Darth has been kidnapped.
Being a Nard November 9th, 2007So Vader was kidnapped today. It looks like my pranks at work are catching up to me, swapping keys on the keyboard, changing peoples login sounds, tormenting Yoda, flipping campaign sings on the city counsel mans/webmasters car upside down. These things come at a cost. So below is the email I got from the “kidnapper” they are going under the name “JessiePutter@gmail.com feel free to email them. I have replied to them explaining that Darth has asthma and also has high blood pressure, he needs his meds. I am not sure where this will lead, but I have a few tricks up my sleeve.
“Hogan,
We have Vader and are holding him hostage.
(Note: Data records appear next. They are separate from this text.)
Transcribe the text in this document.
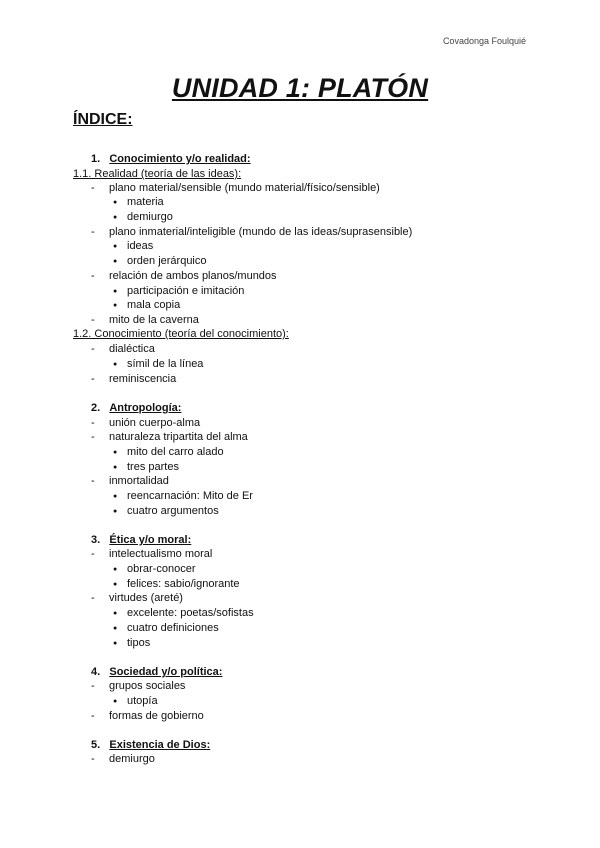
Covadonga Foulquié
UNIDAD 1: PLATÓN
ÍNDICE:
1. Conocimiento y/o realidad:
1.1. Realidad (teoría de las ideas):
- plano material/sensible (mundo material/físico/sensible)
● materia
● demiurgo
- plano inmaterial/inteligible (mundo de las ideas/suprasensible)
● ideas
● orden jerárquico
- relación de ambos planos/mundos
● participación e imitación
● mala copia
- mito de la caverna
1.2. Conocimiento (teoría del conocimiento):
- dialéctica
● símil de la línea
- reminiscencia
2. Antropología:
- unión cuerpo-alma
- naturaleza tripartita del alma
● mito del carro alado
● tres partes
- inmortalidad
● reencarnación: Mito de Er
● cuatro argumentos
3. Ética y/o moral:
- intelectualismo moral
● obrar-conocer
● felices: sabio/ignorante
- virtudes (areté)
● excelente: poetas/sofistas
● cuatro definiciones
● tipos
4. Sociedad y/o política:
- grupos sociales
● utopía
- formas de gobierno
5. Existencia de Dios:
- demiurgo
If you want to see him again follow the rules and do exactly what we tell you or kiss him good bye.
1. You have to eat a sandwich with real meat on it in front of your wife.
2. Submit your light blue Crocks in a plain grocery bag and deliver it to the training room in building G of the Herman Reagan Center.”
The Kidnapper
Now my first reaction is to take a stand and not negotiate with terrorist. That is the American way. However, I am Irish and we also do not negotiate, but we are pretty crafty with situations like these. The 1st rule is not to panic. Show no fear, that is what they want. How do you do this? Well, you have a drink, and thats what I did.
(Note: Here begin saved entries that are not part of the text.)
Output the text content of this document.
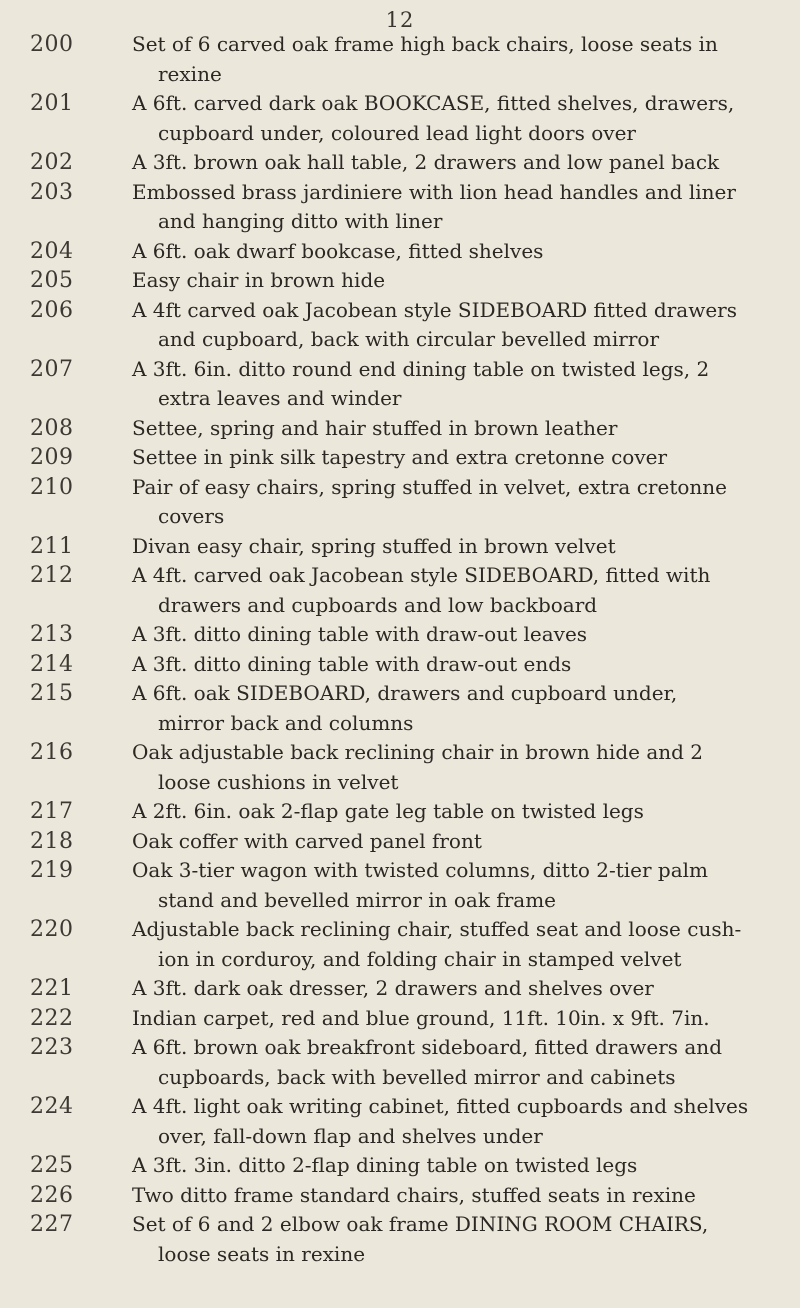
12
200	Set of 6 carved oak frame high back chairs, loose seats in
rexine
201	A 6ft. carved dark oak BOOKCASE, fitted shelves, drawers,
cupboard under, coloured lead light doors over
202	A 3ft. brown oak hall table, 2 drawers and low panel back
203	Embossed brass jardiniere with lion head handles and liner
and hanging ditto with liner
204	A 6ft. oak dwarf bookcase, fitted shelves
205	Easy chair in brown hide
206	A 4ft carved oak Jacobean style SIDEBOARD fitted drawers
and cupboard, back with circular bevelled mirror
207	A 3ft. 6in. ditto round end dining table on twisted legs, 2
extra leaves and winder
208	Settee, spring and hair stuffed in brown leather
209	Settee in pink silk tapestry and extra cretonne cover
210	Pair of easy chairs, spring stuffed in velvet, extra cretonne
covers
211	Divan easy chair, spring stuffed in brown velvet
212	A 4ft. carved oak Jacobean style SIDEBOARD, fitted with
drawers and cupboards and low backboard
213	A 3ft. ditto dining table with draw-out leaves
214	A 3ft. ditto dining table with draw-out ends
215	A 6ft. oak SIDEBOARD, drawers and cupboard under,
mirror back and columns
216	Oak adjustable back reclining chair in brown hide and 2
loose cushions in velvet
217	A 2ft. 6in. oak 2-flap gate leg table on twisted legs
218	Oak coffer with carved panel front
219	Oak 3-tier wagon with twisted columns, ditto 2-tier palm
stand and bevelled mirror in oak frame
220	Adjustable back reclining chair, stuffed seat and loose cush-
ion in corduroy, and folding chair in stamped velvet
221	A 3ft. dark oak dresser, 2 drawers and shelves over
222	Indian carpet, red and blue ground, 11ft. 10in. x 9ft. 7in.
223	A 6ft. brown oak breakfront sideboard, fitted drawers and
cupboards, back with bevelled mirror and cabinets
224	A 4ft. light oak writing cabinet, fitted cupboards and shelves
over, fall-down flap and shelves under
225	A 3ft. 3in. ditto 2-flap dining table on twisted legs
226	Two ditto frame standard chairs, stuffed seats in rexine
227	Set of 6 and 2 elbow oak frame DINING ROOM CHAIRS,
loose seats in rexine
2nd, we get creative. This will require a few more drinks, but by Monday I may not have Vader back, but I will have their attention.
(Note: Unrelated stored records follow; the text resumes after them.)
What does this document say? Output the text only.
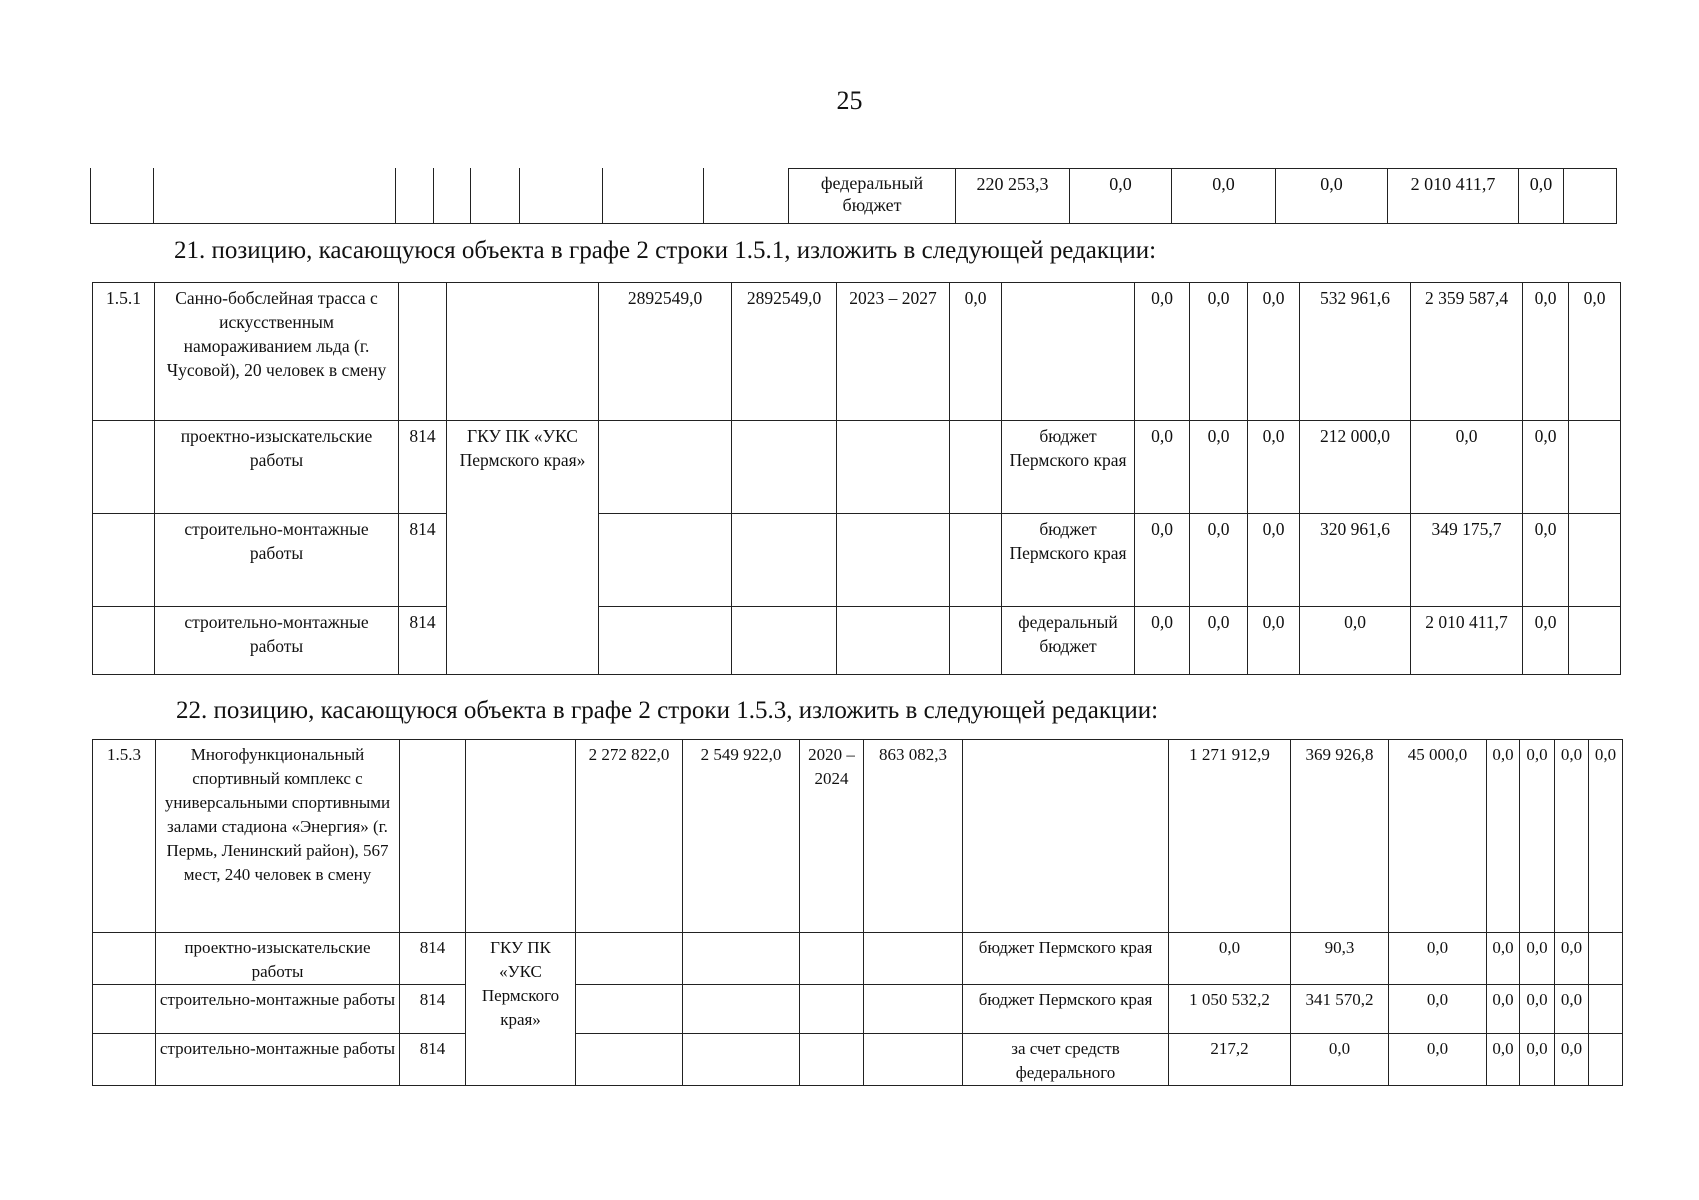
25
								федеральный бюджет	220 253,3	0,0	0,0	0,0	2 010 411,7	0,0	
21. позицию, касающуюся объекта в графе 2 строки 1.5.1, изложить в следующей редакции:
1.5.1	Санно-бобслейная трасса с искусственным намораживанием льда (г. Чусовой), 20 человек в смену			2892549,0	2892549,0	2023 – 2027	0,0		0,0	0,0	0,0	532 961,6	2 359 587,4	0,0	0,0
	проектно-изыскательские работы	814	ГКУ ПК «УКС Пермского края»					бюджет Пермского края	0,0	0,0	0,0	212 000,0	0,0	0,0	
	строительно-монтажные работы	814						бюджет Пермского края	0,0	0,0	0,0	320 961,6	349 175,7	0,0	
	строительно-монтажные работы	814						федеральный бюджет	0,0	0,0	0,0	0,0	2 010 411,7	0,0	
22. позицию, касающуюся объекта в графе 2 строки 1.5.3, изложить в следующей редакции:
1.5.3	Многофункциональный спортивный комплекс с универсальными спортивными залами стадиона «Энергия» (г. Пермь, Ленинский район), 567 мест, 240 человек в смену			2 272 822,0	2 549 922,0	2020 – 2024	863 082,3		1 271 912,9	369 926,8	45 000,0	0,0	0,0	0,0	0,0
	проектно-изыскательские работы	814	ГКУ ПК «УКС Пермского края»					бюджет Пермского края	0,0	90,3	0,0	0,0	0,0	0,0	
	строительно-монтажные работы	814						бюджет Пермского края	1 050 532,2	341 570,2	0,0	0,0	0,0	0,0	
	строительно-монтажные работы	814						за счет средств федерального	217,2	0,0	0,0	0,0	0,0	0,0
As of now I am in false negotiations……this is all part of my plan.
g

November 10th, 2007 at 5:01 pm
i always thought darth tater would have more menacing shoes. those look kinda orthopedic. i’m just sayin. when you get him back, look into that.
November 14th, 2007 at 11:24 am
Hogan,
We have spys every where. We now know that our plan of framing Mr. McDowell has totally worked on such a simple mind. Planting the false evidence in the drawer totally threw you off. Submit to our demands or you will receive some Vader Tater Skins in the mail as a reminder of what will happen to your little Asthmatic friend.